有名人を例に挙げることで、ASDの特性について具体的にイメージしやすくなる側面はあるかもしれませんが、個人のプライバシーに配慮し、診断が確定していない人物についてASDであるかのように語ることは避けるべきです。また、ASDを持つすべての人が有名人や天才になるわけではないことを理解し、個々の多様性を尊重することが最も重要です。
専門機関での相談・支援
自閉症スペクトラム(ASD)は、診断を受けて終わりではなく、その特性を理解し、本人とその家族がより良く社会生活を送るためのサポートや支援が重要になります。乳幼児期から高齢期まで、それぞれのライフステージに応じた様々な相談機関や支援サービスがあります。
医療機関(病院・クリニック)
自閉症スペクトラムの診断は、専門の医療機関で行われます。主に、児童精神科、精神科、神経科、発達外来などです。診断だけでなく、ASDに併存しやすい二次障害(うつ病、不安障害、不眠など)に対して、服薬治療などの医療的なサポートを受けることも可能です。

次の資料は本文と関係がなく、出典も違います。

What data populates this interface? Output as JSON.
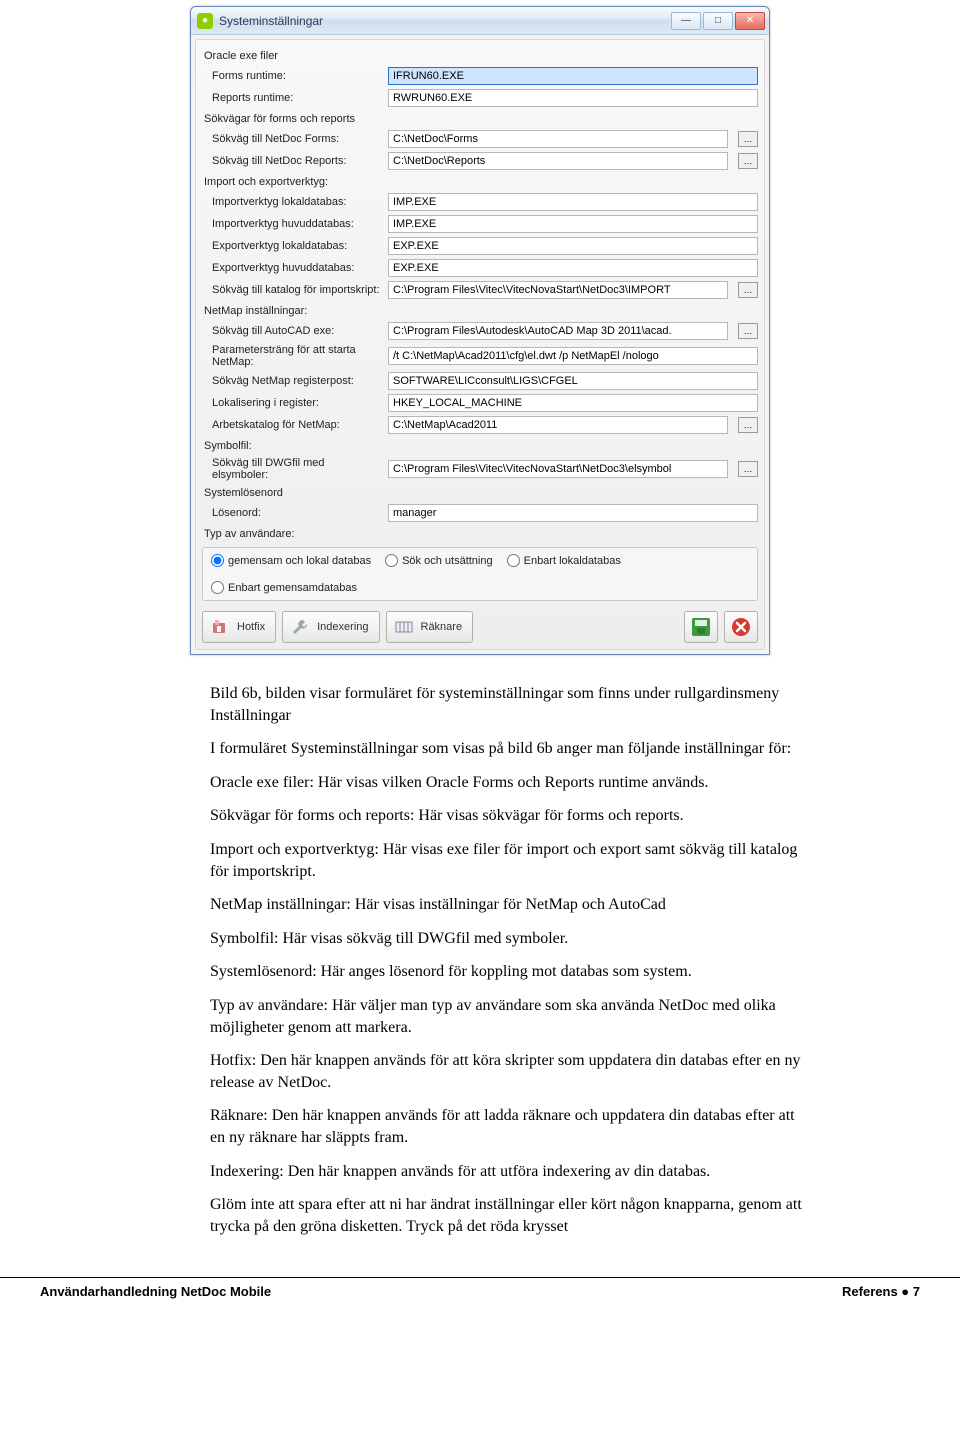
{
  "window": {
    "title": "Systeminställningar",
    "sections": {
      "oracle": {
        "header": "Oracle exe filer",
        "forms_label": "Forms runtime:",
        "forms_value": "IFRUN60.EXE",
        "reports_label": "Reports runtime:",
        "reports_value": "RWRUN60.EXE"
      },
      "paths": {
        "header": "Sökvägar för forms och reports",
        "forms_label": "Sökväg till NetDoc Forms:",
        "forms_value": "C:\\NetDoc\\Forms",
        "reports_label": "Sökväg till NetDoc Reports:",
        "reports_value": "C:\\NetDoc\\Reports"
      },
      "impexp": {
        "header": "Import och exportverktyg:",
        "imp_local_label": "Importverktyg lokaldatabas:",
        "imp_local_value": "IMP.EXE",
        "imp_main_label": "Importverktyg huvuddatabas:",
        "imp_main_value": "IMP.EXE",
        "exp_local_label": "Exportverktyg lokaldatabas:",
        "exp_local_value": "EXP.EXE",
        "exp_main_label": "Exportverktyg huvuddatabas:",
        "exp_main_value": "EXP.EXE",
        "script_label": "Sökväg till katalog för importskript:",
        "script_value": "C:\\Program Files\\Vitec\\VitecNovaStart\\NetDoc3\\IMPORT"
      },
      "netmap": {
        "header": "NetMap inställningar:",
        "autocad_label": "Sökväg till AutoCAD exe:",
        "autocad_value": "C:\\Program Files\\Autodesk\\AutoCAD Map 3D 2011\\acad.",
        "param_label": "Parametersträng för att starta NetMap:",
        "param_value": "/t C:\\NetMap\\Acad2011\\cfg\\el.dwt /p NetMapEl /nologo",
        "reg_label": "Sökväg NetMap registerpost:",
        "reg_value": "SOFTWARE\\LICconsult\\LIGS\\CFGEL",
        "loc_label": "Lokalisering i register:",
        "loc_value": "HKEY_LOCAL_MACHINE",
        "work_label": "Arbetskatalog för NetMap:",
        "work_value": "C:\\NetMap\\Acad2011"
      },
      "symbol": {
        "header": "Symbolfil:",
        "label": "Sökväg till DWGfil med elsymboler:",
        "value": "C:\\Program Files\\Vitec\\VitecNovaStart\\NetDoc3\\elsymbol"
      },
      "syspass": {
        "header": "Systemlösenord",
        "label": "Lösenord:",
        "value": "manager"
      },
      "usertype": {
        "header": "Typ av användare:",
        "opt1": "gemensam och lokal databas",
        "opt2": "Sök och utsättning",
        "opt3": "Enbart lokaldatabas",
        "opt4": "Enbart gemensamdatabas"
      }
    },
    "buttons": {
      "hotfix": "Hotfix",
      "indexing": "Indexering",
      "counters": "Räknare"
    }
  },
  "article": {
    "p1": "Bild 6b, bilden visar formuläret för systeminställningar som finns under rullgardinsmeny Inställningar",
    "p2": "I formuläret Systeminställningar som visas på bild 6b anger man följande inställningar för:",
    "p3": "Oracle exe filer: Här visas vilken Oracle Forms och Reports runtime används.",
    "p4": "Sökvägar för forms och reports:  Här visas sökvägar för forms och reports.",
    "p5": "Import och exportverktyg: Här visas exe filer för import och export samt sökväg till katalog för importskript.",
    "p6": "NetMap inställningar: Här visas inställningar för NetMap och AutoCad",
    "p7": "Symbolfil: Här visas sökväg till DWGfil med symboler.",
    "p8": "Systemlösenord: Här anges lösenord för koppling mot databas som system.",
    "p9": "Typ av användare: Här väljer man typ av användare som ska använda NetDoc med olika möjligheter genom att markera.",
    "p10": "Hotfix: Den här knappen används för att köra skripter som uppdatera din databas efter en ny release av NetDoc.",
    "p11": "Räknare: Den här knappen används för att ladda räknare och uppdatera din databas efter att en ny räknare har släppts fram.",
    "p12": "Indexering: Den här knappen används för att utföra indexering av din databas.",
    "p13": "Glöm inte att spara efter att ni har ändrat inställningar eller kört någon knapparna, genom att trycka på den gröna disketten. Tryck på det röda krysset"
  },
  "footer": {
    "left": "Användarhandledning NetDoc Mobile",
    "right_label": "Referens",
    "right_sep": " ● ",
    "right_page": "7"
  }
}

医療機関は、診断や医学的な観点からの助言を得る上で重要な役割を果たします。信頼できる医師を見つけ、定期的に相談できる関係を築くことが大切です。
発達障害者支援センターなど
発達障害者支援センターは、発達障害に関する専門的な相談支援を行う公的な機関です。診断の有無に関わらず、発達障害の可能性がある本人、家族、関係機関からの様々な相談に応じ、情報提供、助言、関係機関との連携・調整などを行います。
- 相談支援:困りごとを聞き、解決に向けた情報提供や専門機関の紹介を行います。
- 発達支援:子供の発達に応じた支援(療育)に関する情報提供や助言を行います。
- 就労支援:働く上での困りごとや、就職・職場定着に向けた情報提供や関係機関との連携を行います。
- 普及啓発:発達障害に関する正しい知識の普及や啓発活動を行います。
各都道府県・指定都市に設置されており、地域における発達障害支援の中核的な役割を担っています。まずは近くの支援センターに連絡してみるのが、様々な支援に繋がる第一歩となることが多いです。
その他にも、地域の保健センター、子育て支援センター、精神保健福祉センター、教育センター、障害者就業・生活支援センターなど、様々な相談窓口があります。
療育や就労移行支援について
自閉症スペクトラムの特性による困難を軽減し、社会生活への適応力を高めるための具体的な支援として、療育や就労移行支援などがあります。
- 療育(発達支援):主に子供を対象とした、発達を促し社会性を育むための様々なプログラムです。ソーシャルスキルトレーニング(SST)、応用行動分析(ABA)、ペアレントトレーニング(保護者向けの支援方法の習得)などがあります。集団でのプログラムや個別でのプログラムがあり、専門の療育施設や放課後等デイサービスなどで提供されています。早期に開始することで、その後の社会適応に良い影響があると考えられています。
- 就労移行支援:主に大人の発達障害のある方を対象とした、一般企業への就職を目指すための福祉サービスです。働くために必要な知識やスキルを習得する訓練(PCスキル、コミュニケーションスキル、ビジネスマナーなど)、自己理解を深めるプログラム、求職活動のサポート、就職後の職場定着支援などを行います。お住まいの地域の障害福祉窓口で相談し、利用申請を行います。
- その他の支援:障害者手帳(精神障害者保健福祉手帳など)を取得することで、様々な福祉サービスや割引制度が利用できる場合があります。障害年金の受給対象となることもあります。ピアサポート(当事者同士の交流や支え合い)のグループに参加することも、孤独感を軽減し、経験を共有する上で有効です。
どのような支援が利用できるか、どのような支援が本人に適しているかは、個々の年齢、特性、困りごと、希望などによって異なります。まずは専門機関に相談し、情報収集やアセスメントを受け、本人にとって最も適切な支援プランを一緒に考えてもらうことが重要です。
自閉症スペクトラムは多様な特性を持つ発達障害であり、その理解と適切なサポートが本人とその周囲の人々にとってより良い生活を送るために不可欠です。この記事で提供した情報が、ASDに関する正しい理解の一助となり、必要な支援に繋がるきっかけとなれば幸いです。
【免責事項】
この記事の内容は、自閉症スペクトラムに関する一般的な情報提供を目的としたものであり、医学的なアドバイスや診断、治療を保証するものではありません。個々の状況に関する診断や治療については、必ず専門の医療機関にご相談ください。また、ここに記載された情報は、執筆時点での一般的な知見に基づくものであり、最新の研究や個別のケースには当てはまらない可能性もあります。